リチウム硫黄電池の開発を手掛ける米の蓄電池新興ライテン(Lyten)は8月7日、スウェーデン並びにドイツ等でリチウムイオン電池事業を手掛けるノースボルト(Northvolt)の残存資産の買収契約を締結、全資産の取得に動いた。なお契約の金銭的条件は、現段階では開示されていない。
ちなみに今回のライテンによる買収対象には子会社のNorthvolt Ett(ノースボルト・エット)の他、Ett Expansion(スウェーデン、シェレフテオ)、Northvolt Labs(スウェーデン、ヴェステロース)、Northvolt Drei(ドイツ、ハイデ)の拠点が含まれる。
ライテンは2015年に設立。本社はカリフォルニア州サンノゼにあり、欧州本社はルクセンブルクにある。同社は独自の材料プラットフォーム「Lyten 3D Graphene」を背景に次世代リチウム硫黄電池をはじめとする製品開発に取り組んでいる。
そんなライテンは今後、ノースボルトの全ての知的財産(IP)を取得。今後はノースボルトの現経営陣の複数のメンバーがライテンの事業に加わる予定だ。
この企業買収についてライテンでCEO兼共同創業者を努めるダン・クック氏は、「これはライテンにとって歴史的な瞬間です。
我々の使命は、北米と欧州で現地の資源を調達してクリーンなバッテリー製造とエネルギー貯蔵システムのリーディングサプライヤーになることです。
近年のAIデータセンターのニーズを満たすために当社のリチウム硫黄バッテリーの需要が飛躍的に増加しているこの時期、ノースボルトの吸収することで、先端施設とスウェーデン人材がもたらされ、当社が果たすべき役割を今後、数年に亘って担うことができます。
買収には、合計で約50億ドル相当の資産も含まれており、これには16GWhの既存のバッテリー製造能力、15GWhを超える建設中の能力、100GWh以上に拡張するインフラストラクチャとその計画、およびヨーロッパ最大かつ最先端のバッテリー研究開発センター(ヴェステロース)が含まれます。
当社は、これらの施設の従業員の大部分を再雇用する計画であり、今後は各施設ごとに人員ニーズを評価していきます。
我々は、現地の専門知識を維持することに大きな価値を見出しており、事業の再開と拡大に伴い、長期的な雇用機会の創出に尽力していきます」と語った。
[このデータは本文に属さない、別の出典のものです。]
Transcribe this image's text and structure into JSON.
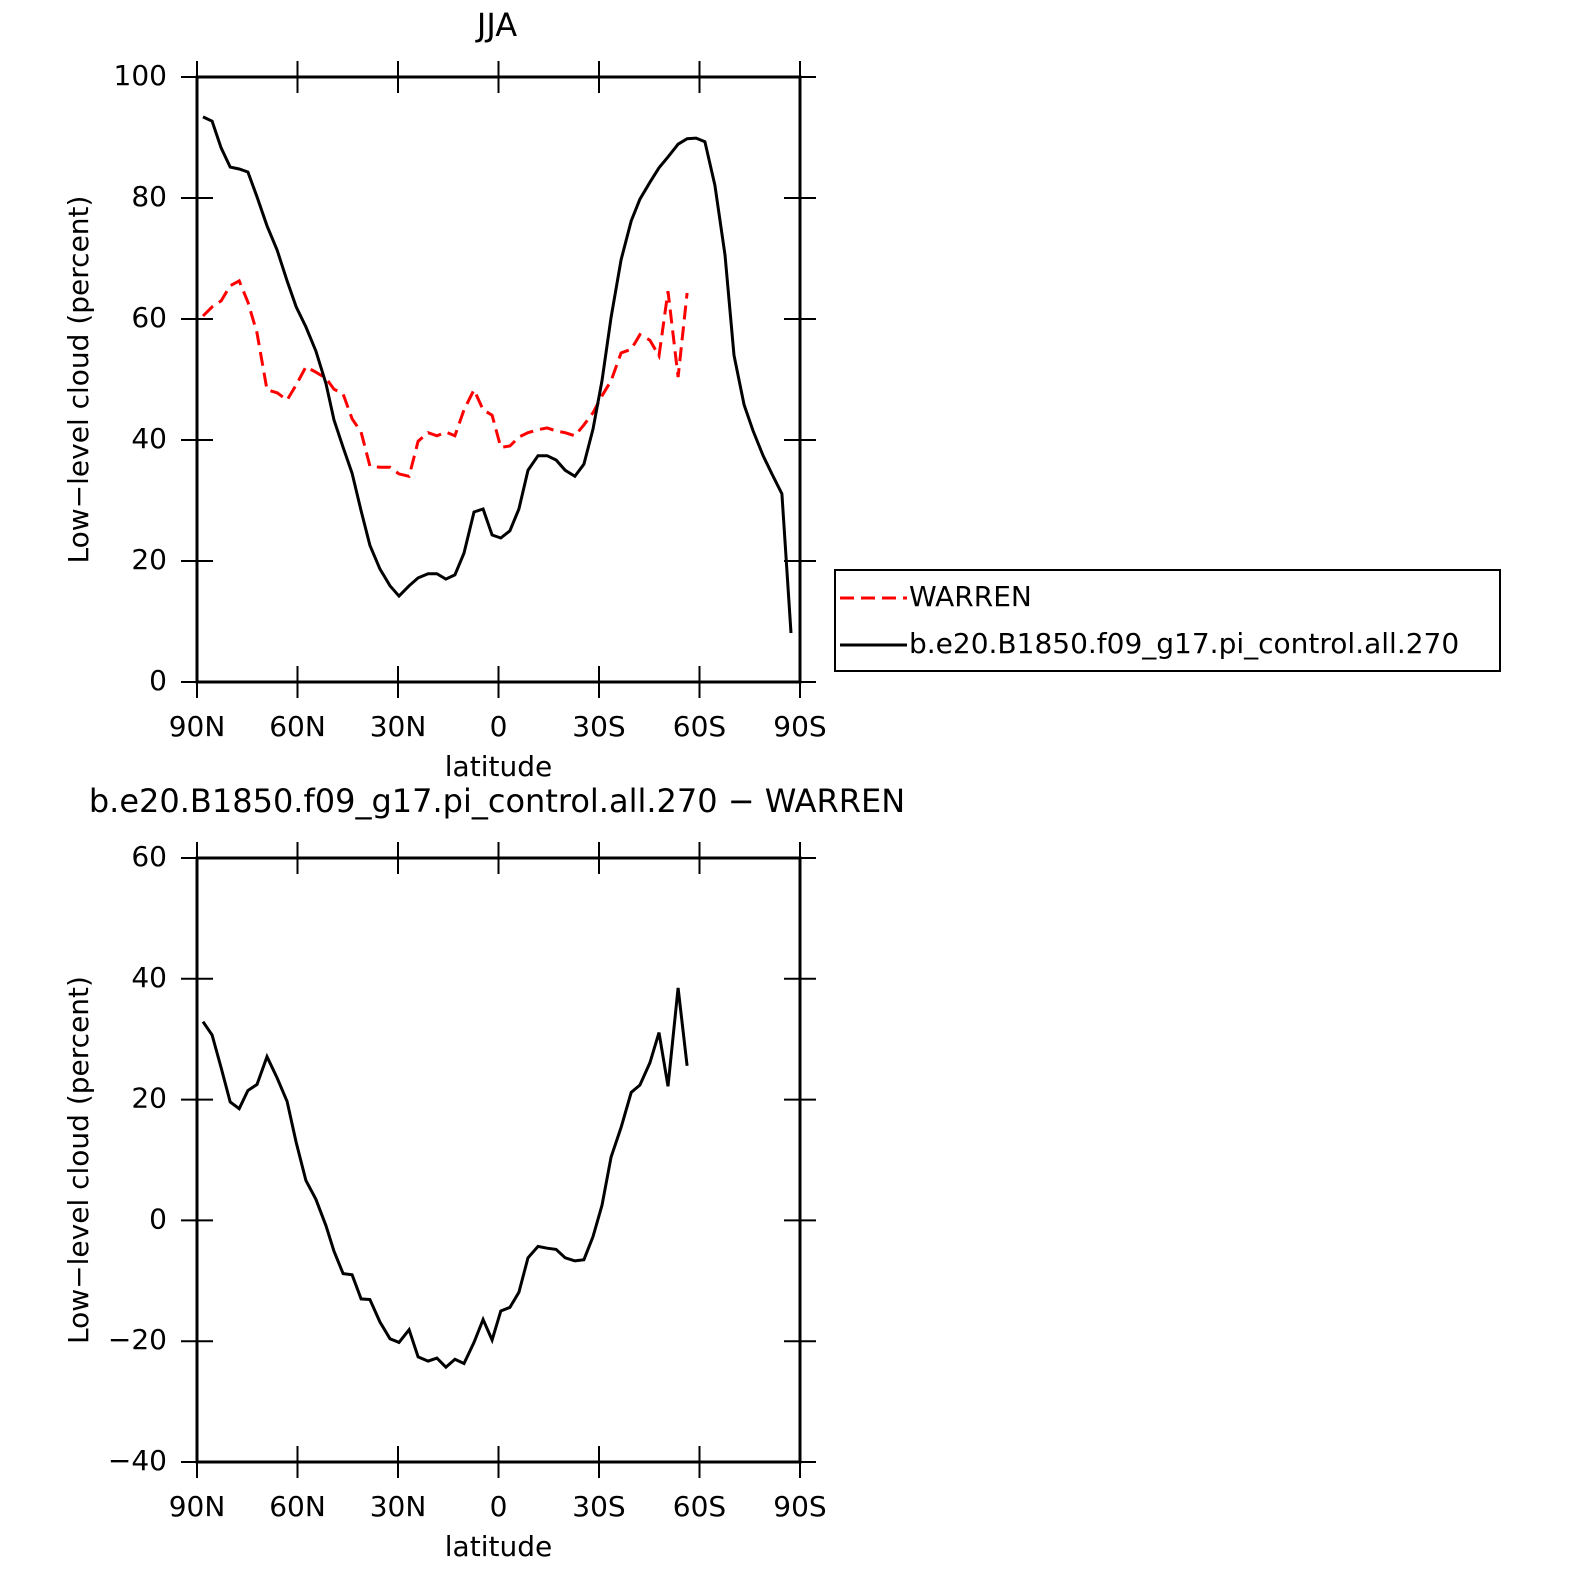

更にライテン会長兼共同創業者のラース・ヘルリッツ氏は、「欧州および北米製のバッテリーに対する需要はますます高まっています。
ノースボルトの世界クラスの製造資産と低コストのクリーンエネルギー、ライテンの世界最先端のリチウム硫黄バッテリー技術、そしてライテンの米国におけるバッテリー材料サプライチェーンを組み合わせることで、欧州および北米のバッテリー製造に係る最適な方程式が生まれます」と畳み掛けた。
またスウェーデン副首相のエバ・ブッシュ氏は、「ライテン社によるノースボルト社の資産買収は、スウェーデン、ノースボルト社の元従業員、そしてスウェーデンを欧州のエネルギー自立の鍵となる国に位置付ける上でも心強い限りです。
私たちはこの取引を全面的に支援するため、管財人およびライテン社と緊密に協力してきました。
今後、ライテン社と協力して、これらの資産の計り知れない可能性を最大限に引き出せることを大変嬉しく思います」と述べた。
なお同買収は、ライテンへの民間投資家からの株式投資によって全額資金調達されます。また取引は、スウェーデン政府、ドイツ政府、および欧州機関の適切な承認を条件としており、買収が今年第4四半期に完了する見込みであるとしている。